In 1933 he transferred to the 1st battalion of the 6th Rajputana Rifles as staff captain. Goadby was appointed brigade major on 2 September 1935 and promoted to the rank of major on 20 September 1936. His appointment as brigade major ended on 15 June 1937. He later served with Southern Command in Simla, Calcutta, Bihar and Bombay.

Goadby held the temporary rank of lieutenant-colonel by 20 September 1944, when he was promoted to the substantive rank. Goadby served in the Burma campaign and was twice honoured with mentions in despatches for "gallant and distinguished service", on 19 July 1945 and 10 January 1946.

Goadby held the temporary rank of brigadier by the time he was appointed an Officer of the Order of the British Empire on 14 August 1947. India was granted independence as the Dominion of India the following day. Goadby became the last British senior officer to hold a position in Calcutta and the last British commander of Bombay.

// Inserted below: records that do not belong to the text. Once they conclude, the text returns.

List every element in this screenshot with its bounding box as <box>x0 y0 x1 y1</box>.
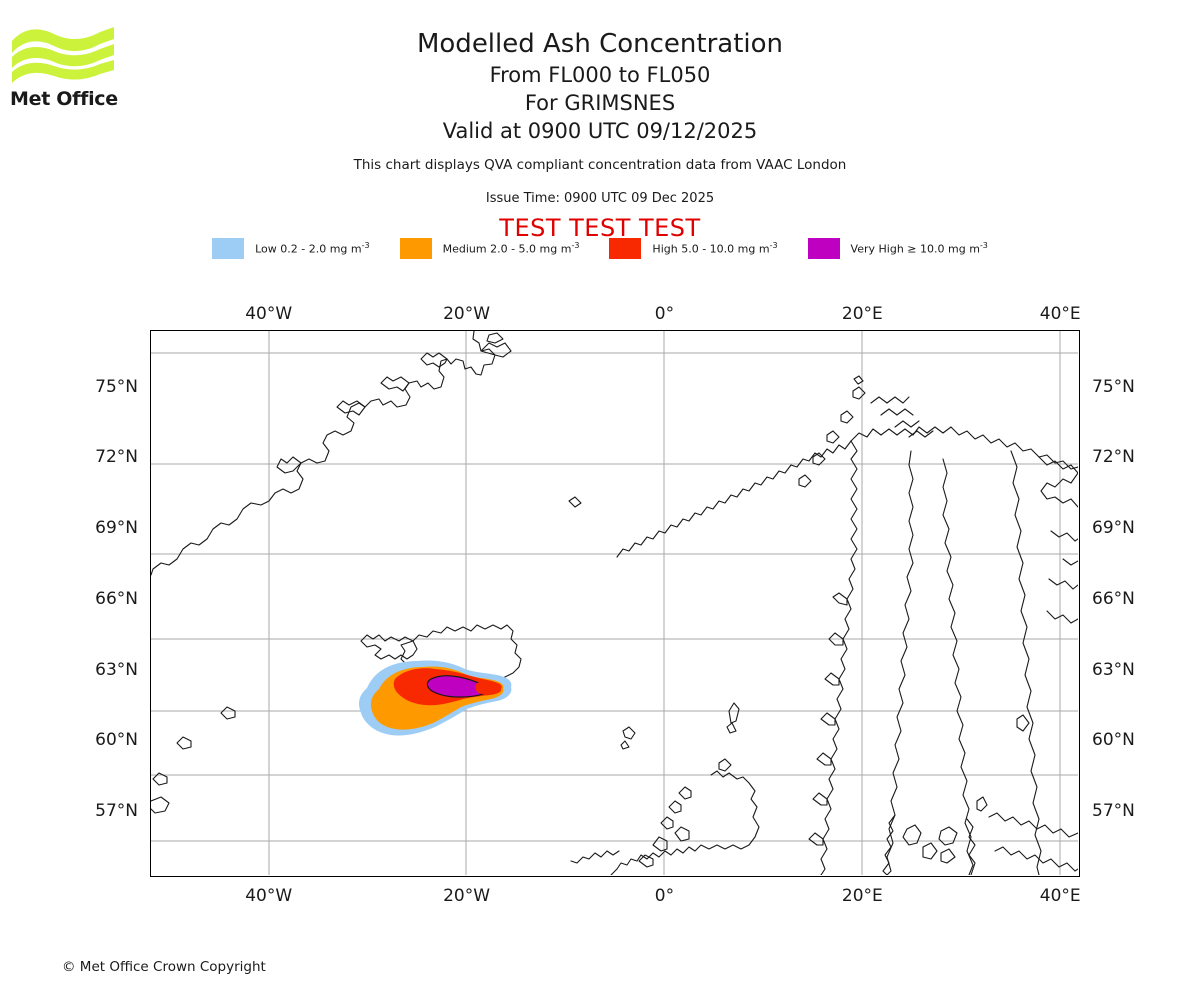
x-tick-top-4: 40°E <box>1039 304 1081 324</box>
legend-swatch-high <box>609 238 642 259</box>
legend-swatch-very-high <box>807 238 840 259</box>
legend-label-very-high: Very High ≥ 10.0 mg m-3 <box>850 241 988 256</box>
ash-plume <box>359 660 512 736</box>
legend-item-medium: Medium 2.0 - 5.0 mg m-3 <box>399 238 580 259</box>
legend-swatch-medium <box>399 238 432 259</box>
x-tick-bottom-1: 20°W <box>443 886 491 906</box>
y-tick-left-0: 75°N <box>95 376 138 397</box>
test-banner: TEST TEST TEST <box>499 214 701 242</box>
met-office-waves-icon <box>12 27 114 83</box>
y-tick-left-4: 63°N <box>95 659 138 680</box>
map-canvas <box>151 331 1078 875</box>
y-tick-right-6: 57°N <box>1092 800 1135 821</box>
map-plot-area[interactable] <box>150 330 1080 877</box>
issue-time: Issue Time: 0900 UTC 09 Dec 2025 <box>485 191 715 206</box>
copyright-footer: © Met Office Crown Copyright <box>62 959 266 975</box>
legend-label-high: High 5.0 - 10.0 mg m-3 <box>652 241 778 256</box>
x-tick-top-1: 20°W <box>443 304 491 324</box>
legend-swatch-low <box>212 238 245 259</box>
plume-hotspot <box>475 682 492 694</box>
y-tick-right-1: 72°N <box>1092 447 1135 468</box>
flight-level-subtitle: From FL000 to FL050 <box>489 63 711 87</box>
page-title: Modelled Ash Concentration <box>416 29 784 59</box>
map-gridlines <box>151 331 1078 875</box>
compliance-note: This chart displays QVA compliant concen… <box>353 157 847 173</box>
y-tick-left-3: 66°N <box>95 588 138 609</box>
met-office-wordmark: Met Office <box>10 88 118 110</box>
y-tick-right-0: 75°N <box>1092 376 1135 397</box>
x-tick-bottom-3: 20°E <box>841 886 883 906</box>
x-tick-bottom-0: 40°W <box>245 886 293 906</box>
legend-label-medium: Medium 2.0 - 5.0 mg m-3 <box>442 241 580 256</box>
y-tick-right-2: 69°N <box>1092 518 1135 539</box>
y-tick-right-4: 63°N <box>1092 659 1135 680</box>
x-tick-bottom-4: 40°E <box>1039 886 1081 906</box>
y-tick-left-2: 69°N <box>95 518 138 539</box>
y-tick-right-3: 66°N <box>1092 588 1135 609</box>
x-tick-top-2: 0° <box>654 304 675 324</box>
legend-item-high: High 5.0 - 10.0 mg m-3 <box>609 238 778 259</box>
y-tick-left-5: 60°N <box>95 730 138 751</box>
valid-time-subtitle: Valid at 0900 UTC 09/12/2025 <box>442 119 758 143</box>
x-tick-top-3: 20°E <box>841 304 883 324</box>
legend-item-low: Low 0.2 - 2.0 mg m-3 <box>212 238 370 259</box>
x-tick-top-0: 40°W <box>245 304 293 324</box>
volcano-subtitle: For GRIMSNES <box>524 91 676 115</box>
concentration-legend: Low 0.2 - 2.0 mg m-3 Medium 2.0 - 5.0 mg … <box>0 238 1200 259</box>
title-block: Modelled Ash Concentration From FL000 to… <box>0 28 1200 145</box>
y-tick-right-5: 60°N <box>1092 730 1135 751</box>
met-office-logo: Met Office <box>10 25 120 115</box>
legend-item-very-high: Very High ≥ 10.0 mg m-3 <box>807 238 988 259</box>
x-tick-bottom-2: 0° <box>654 886 675 906</box>
y-tick-left-1: 72°N <box>95 447 138 468</box>
legend-label-low: Low 0.2 - 2.0 mg m-3 <box>255 241 370 256</box>
y-tick-left-6: 57°N <box>95 800 138 821</box>
coastlines <box>151 331 1078 875</box>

Goadby had reverted to the temporary rank of colonel by 20 October 1947, when he was promoted to the substantive rank. He retired from the army on 13 June 1949; on the same date he was granted the honorary rank of brigadier.

==Retirement ==

In retirement Goadby and his wife moved to the 400-year-old Gaunt Mill at Standlake, Oxfordshire. They developed an area of wilderness there into a show garden. Goadby became active in a number of voluntary roles in the local area. He was treasurer of Standlake Football Club, president of Standlake Youth Centre, manager of the Nuffield Orthopaedic Centre in Oxford and president of the Oxford branch of the Burma Star Association. Goadby reckoned that he served on 44 committees but prioritised the Royal British Legion, of whose Oxfordshire branch he became chairman in 1953. Goadby stood down from the role in 1971 to become president of the branch before retiring in 1977.

On 9 April 1964 Goadby was appointed deputy lieutenant of Oxfordshire. At other times he was elected district and county councillor. He was a keen local historian and wrote a history of the parish church at Standlake that was published in 1965 as St. Giles Church, Standlake, Oxon.

Goadby and his wife moved from Gaunt Mill in 1981, entering a Royal British Legion flat in Kidlington. Goadby died in 1985. Goadby's papers were split among a number of archives. Some papers on his work with the Royal British Legion and on local and family history are held by the Oxfordshire History Centre. A collection of printed material is held by the Radcliffe Science Library and John Johnson collection at the Bodleian Library, and other papers are held in the University of Cambridge South Asian Archive.